A Study Of Iterative Methods In Optimization

ABSTRACT

Optimization techniques are called into play everyday in decision making

processes involving resource allocation in almost every discipline. However, the

development and implementation of algorithm for solving optimization problems

are fraught with many difficulties and frustrations.

The aim of this thesis has been to examine and identify some of the problems

associated with the development and implementation of a class of optimization

algorithms and to develop a means of improving upon them. The

study made use of functions such as the Rosenbrock’s function that are known

to be a good test of robustness of these techniques.

The study covered a number of algorithms in both unconstrained and constrained

optimization.
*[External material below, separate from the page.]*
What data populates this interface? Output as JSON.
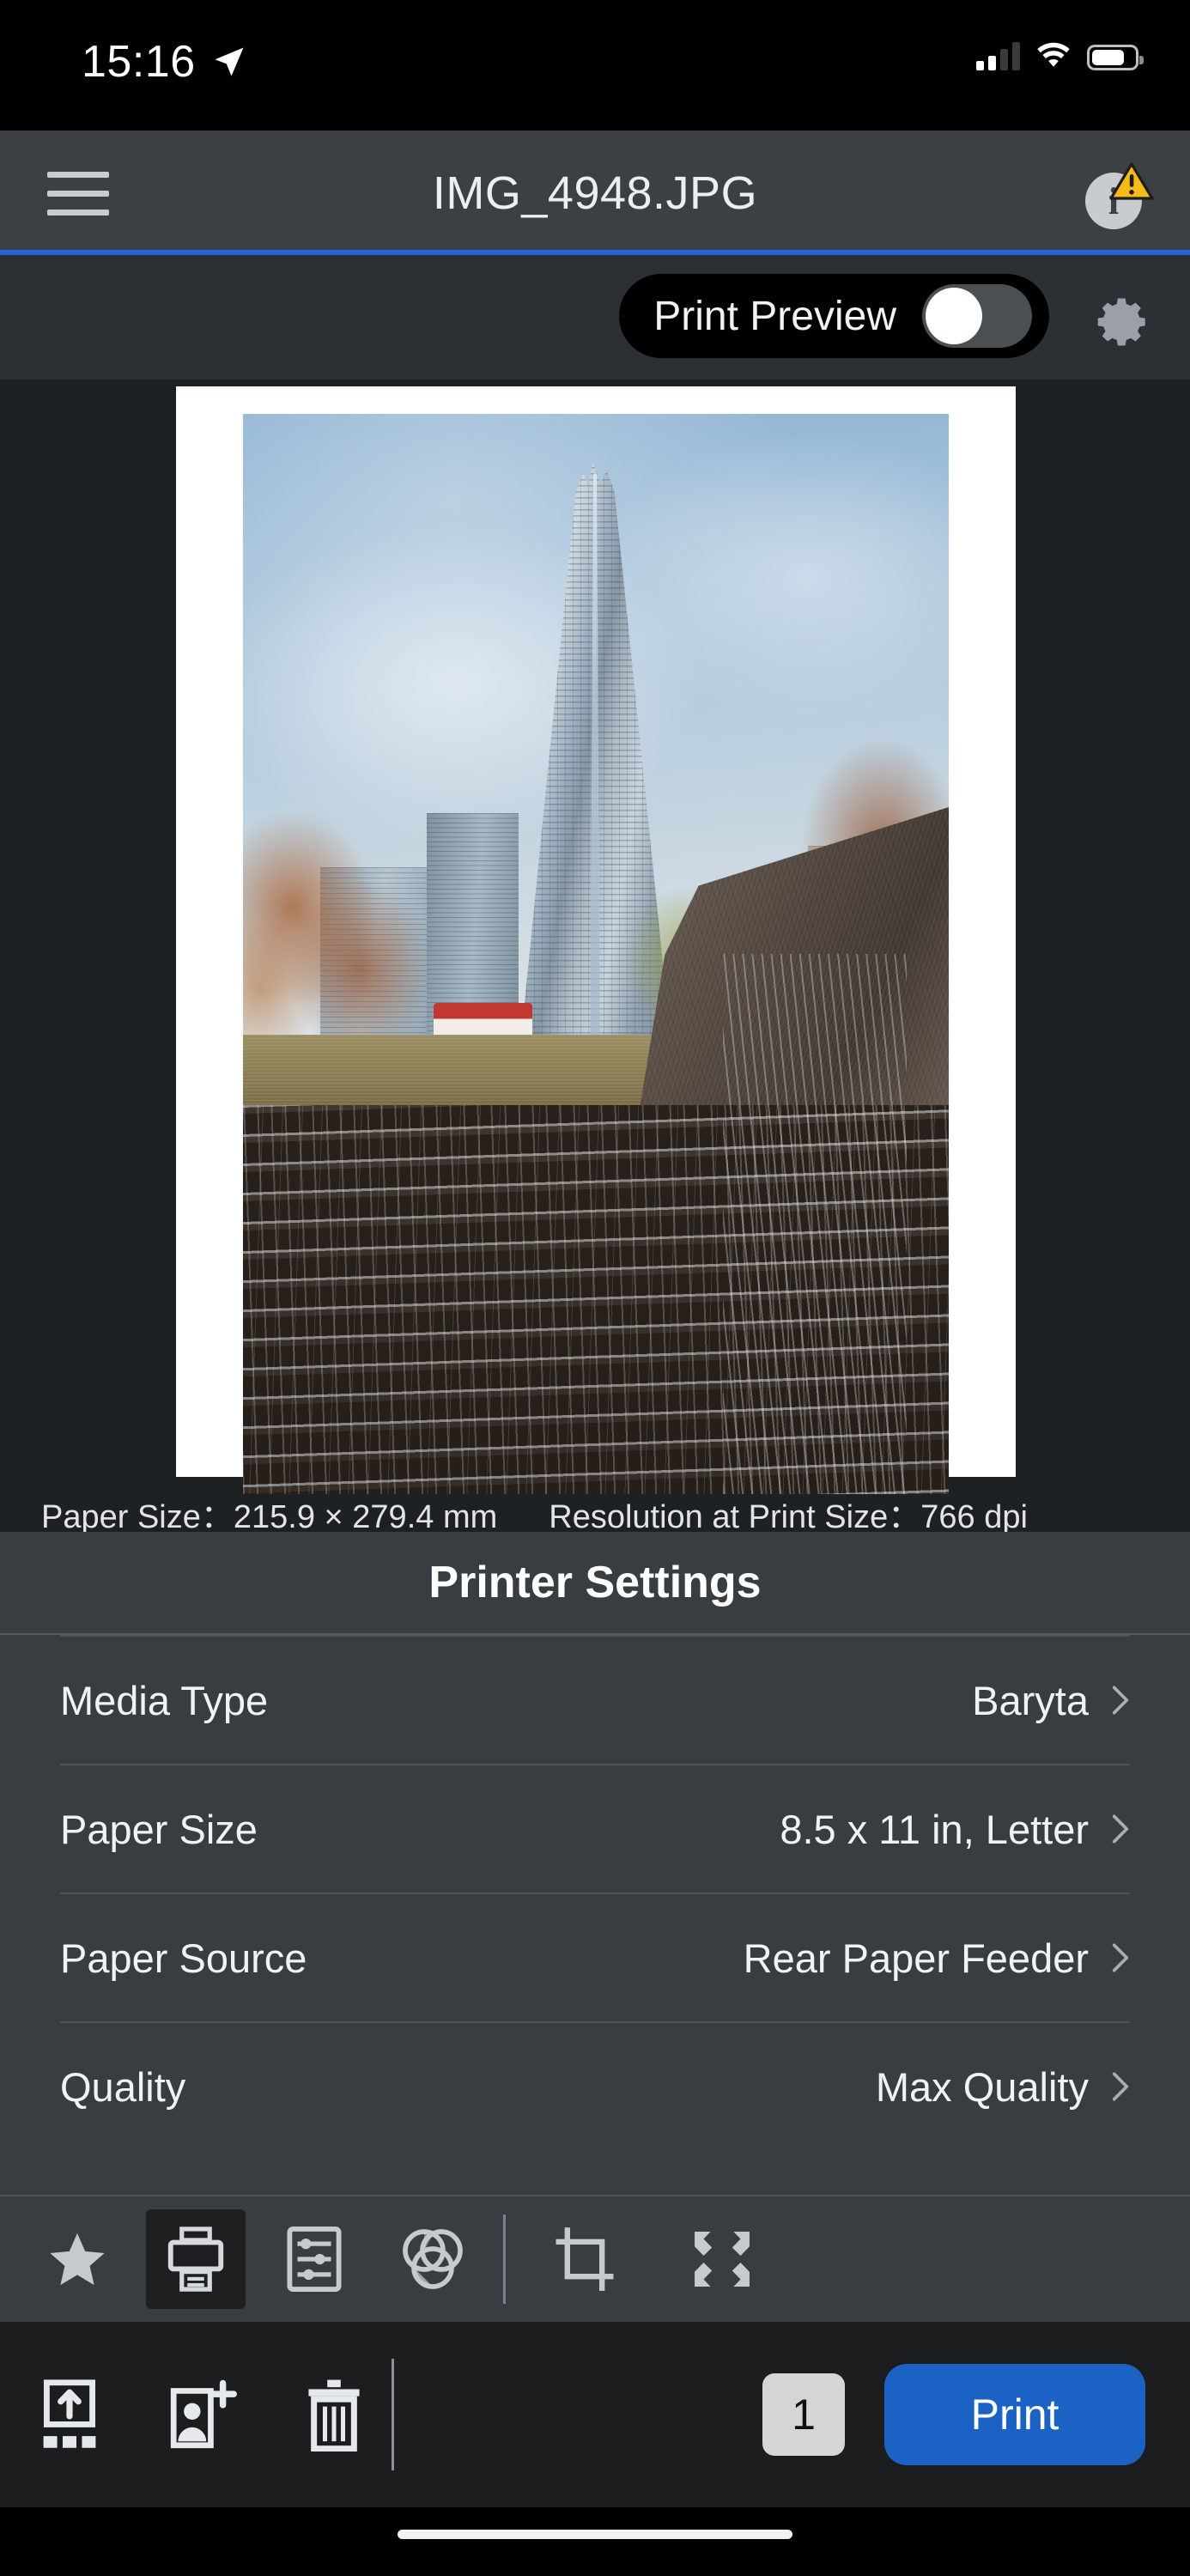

Some of the problems encountered were in the implementation

of the Modified Newton’s method. It was discovered that if

at any iterate xk, the Hessian matrix H(xk) is not positive definite, then

−H(xk)−1∇f(xk) is not a descent direction. In this case, we look for a new

direction where the Hessian matrix will be positive definite. Some of the

suggestions proposed in the literature did not always lead to a descent direction.

A new iterate could be found from xk+1 = xk − λkvk where vk is

the eigenvector corresponding to the negative eigenvalue of H(xk). However,

if this fails then an alternative is to make use of the Hessian at the previous

iterate H(xk−1) to compute the next iterate xk+1 which will hopefully give a

positive definite Hessian. If this also fails, then setting H(xk)−1 = In converts

the Modified Newton’s method into the Steepest Descent method, where

xk+1 = xk − αk∇f(xk).

The study also revealed that to determine the various critical points of a

given function, it may require more than one technique. All the computations

in this work made use of OCTAVE, a public domain mathematical software.